Did you know that more than half of the total U.S. population has attended a live auction?

In 2004, the value of all goods and services sold at live auction in the U.S. was approximately $202.7 billion. This figure is up 6.8% over 2003 and translates into a huge number of satisfied buyers and sellers of goods.

They’re entertainment at their finest. That’s what most consumers say about auctions and that’s the number one reason they attend. So what makes them so fun and entertaining? Some say it’s the unexpected and the idea of experiencing something original.

All in all:

  • 83% think auctions are an exciting way to get good deals
  • 51% think they offer a great value on items
  • 65% think auctions offer exciting items they wouldn’t otherwise purchase
  • 53% like the excitement of getting a good price

In addition, consumers find auctions fun because they’re a rewarding activity for the whole family to enjoy. On average, consumers are willing to drive 1.3 hours to attend a live auction, with 75% bringing the family when they go.

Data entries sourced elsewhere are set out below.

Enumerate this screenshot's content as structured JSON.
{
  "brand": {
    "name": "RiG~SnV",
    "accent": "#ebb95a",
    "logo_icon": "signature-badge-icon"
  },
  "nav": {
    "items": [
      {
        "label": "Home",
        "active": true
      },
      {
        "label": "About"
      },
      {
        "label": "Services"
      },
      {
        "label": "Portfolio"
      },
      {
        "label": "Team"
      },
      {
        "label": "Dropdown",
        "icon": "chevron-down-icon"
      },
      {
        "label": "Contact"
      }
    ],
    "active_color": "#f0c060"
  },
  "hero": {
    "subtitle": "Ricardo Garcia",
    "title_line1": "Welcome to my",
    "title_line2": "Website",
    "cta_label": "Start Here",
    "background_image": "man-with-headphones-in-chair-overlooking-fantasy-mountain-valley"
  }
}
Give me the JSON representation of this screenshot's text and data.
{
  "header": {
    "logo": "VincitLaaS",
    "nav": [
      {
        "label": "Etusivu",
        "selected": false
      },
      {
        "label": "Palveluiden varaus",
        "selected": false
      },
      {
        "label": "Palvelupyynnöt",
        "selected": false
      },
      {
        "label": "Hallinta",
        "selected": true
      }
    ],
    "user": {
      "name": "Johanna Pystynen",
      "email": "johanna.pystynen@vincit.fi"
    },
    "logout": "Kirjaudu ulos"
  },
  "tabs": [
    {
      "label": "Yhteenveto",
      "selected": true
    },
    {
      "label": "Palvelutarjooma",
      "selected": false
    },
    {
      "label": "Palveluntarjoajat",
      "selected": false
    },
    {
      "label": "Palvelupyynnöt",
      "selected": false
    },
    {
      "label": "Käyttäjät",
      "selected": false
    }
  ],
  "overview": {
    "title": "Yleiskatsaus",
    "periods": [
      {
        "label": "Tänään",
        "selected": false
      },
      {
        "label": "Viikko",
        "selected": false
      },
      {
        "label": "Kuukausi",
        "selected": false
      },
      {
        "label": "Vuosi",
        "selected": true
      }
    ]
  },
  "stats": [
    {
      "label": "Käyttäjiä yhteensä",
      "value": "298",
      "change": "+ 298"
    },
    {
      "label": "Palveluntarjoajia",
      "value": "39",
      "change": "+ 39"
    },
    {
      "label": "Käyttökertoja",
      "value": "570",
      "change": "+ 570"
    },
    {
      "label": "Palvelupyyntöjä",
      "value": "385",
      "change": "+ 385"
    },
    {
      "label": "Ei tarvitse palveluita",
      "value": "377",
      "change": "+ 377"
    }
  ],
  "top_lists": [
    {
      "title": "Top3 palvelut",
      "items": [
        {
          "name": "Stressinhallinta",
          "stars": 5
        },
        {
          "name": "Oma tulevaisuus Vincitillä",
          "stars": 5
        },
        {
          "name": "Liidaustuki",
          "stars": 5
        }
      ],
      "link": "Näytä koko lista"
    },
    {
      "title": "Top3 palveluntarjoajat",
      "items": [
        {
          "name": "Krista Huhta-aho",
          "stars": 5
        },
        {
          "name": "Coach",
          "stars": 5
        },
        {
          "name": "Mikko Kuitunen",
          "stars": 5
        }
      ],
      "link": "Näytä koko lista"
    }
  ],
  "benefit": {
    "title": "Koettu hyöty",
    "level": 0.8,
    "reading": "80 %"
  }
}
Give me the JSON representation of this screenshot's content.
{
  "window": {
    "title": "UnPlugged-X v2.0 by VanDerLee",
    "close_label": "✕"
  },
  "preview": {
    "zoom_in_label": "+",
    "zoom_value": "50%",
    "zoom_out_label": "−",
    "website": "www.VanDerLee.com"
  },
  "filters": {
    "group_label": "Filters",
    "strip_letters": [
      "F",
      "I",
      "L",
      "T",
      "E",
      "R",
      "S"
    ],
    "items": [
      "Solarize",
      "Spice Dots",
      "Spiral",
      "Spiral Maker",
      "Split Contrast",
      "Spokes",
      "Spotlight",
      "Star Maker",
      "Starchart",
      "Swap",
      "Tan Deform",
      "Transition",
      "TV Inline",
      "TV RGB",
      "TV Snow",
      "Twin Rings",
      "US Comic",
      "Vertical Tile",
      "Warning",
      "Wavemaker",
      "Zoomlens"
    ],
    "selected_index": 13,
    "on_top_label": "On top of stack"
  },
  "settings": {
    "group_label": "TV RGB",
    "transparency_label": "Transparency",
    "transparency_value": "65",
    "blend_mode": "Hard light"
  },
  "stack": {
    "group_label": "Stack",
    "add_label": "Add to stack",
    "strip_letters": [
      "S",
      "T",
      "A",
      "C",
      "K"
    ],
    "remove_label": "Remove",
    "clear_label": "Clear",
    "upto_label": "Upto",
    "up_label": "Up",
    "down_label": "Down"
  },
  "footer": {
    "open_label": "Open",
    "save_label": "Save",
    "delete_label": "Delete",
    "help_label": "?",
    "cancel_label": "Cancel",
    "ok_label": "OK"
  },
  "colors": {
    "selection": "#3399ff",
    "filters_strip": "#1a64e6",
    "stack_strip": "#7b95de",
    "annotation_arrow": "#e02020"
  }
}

The Value of Selling at Auction
So how can auctions benefit you, as a seller? Why are they the best way to sell property? Well, there are a number of reasons

  • Speedy Process, Quick Turnaround.
    An auction is immediate. It happens during a set time and is completed during that time. It’s quick and efficient.
  • You Set the Time and Place of Your Sale.
    It’s as simple as that. You work with the auction firm to schedule what works best for you.
  • You Know Exactly When Your Property or Goods Will Be Sold.
    There’s no wondering whether or not your property will sell. It WILL sell and it will sell during the set auction time.
  • Comprehensive Marketing of Your Property.
    Part of conducting an auction is marketing it to the general public to get as many people there as possible. Auctioneers have comprehensive mailing lists they use to market their sales. They run advertisements, distribute fliers and more. They are marketing specialists. A good marketing effort can easily bring 300 to 400 people to your auction, or more!
  • Buyers Come Prepared to Buy.
    Auction goers come with money in their wallets, pockets and hands and are prepared to come home with property. It’s a seller’s delight. For real estate auctions this is especially advantageous because buyers must qualify to buy through a deposit of a certified or cashier’s check.
  • No Negotiations.
    There is no haggling over price or merchandise. The auction method is quick and efficient. When people bid, they make a commitment to buy the property at that price without discussion or debate.
  • No Leftovers and Little Clean Up.
    Every item at an auction goes up for bid and every item is sold. How many of you have ever had a garage sale and when you’re finished, you spend hours packing up what didn’t sell and looking for places to store it? With an auction, there’s no worry about what to do with leftover items because there aren’t any. This means very little clean up, also.
  • Competitive Bidding.
    Auctions motivate buyers to perform. People get caught up in the competitiveness of the bidding and many times this drives the price of items higher. To some it’s like a game, and they want to win at all costs (or hopefully for you, at high costs!) And did you know that 9 times out of 10, an auction brings in the fair market value, if not more, for any item put across the auction block?
  • Exciting Atmosphere.
    There’s no more exciting atmosphere than an auction. Crowds of people competing for property, combined with that lively auction chant makes for some great entertainment and fun. (Give them a sample of your chant.) It makes people feel good and makes them feel like spending.
  • Auctions Work Well in Both Good and Bad Economic Times.
    People love auctions, because they love sales. Statistics show, in a good or bad economy auctions remain a steady force. When the economy is bad, the auction industry does not feel the impact: people still flock to auctions.

Hiring an Auction Company
When you make the decision to sell by auction, the most important thing you must do is hire a qualified and experienced auctioneer or auction company to handle your auction.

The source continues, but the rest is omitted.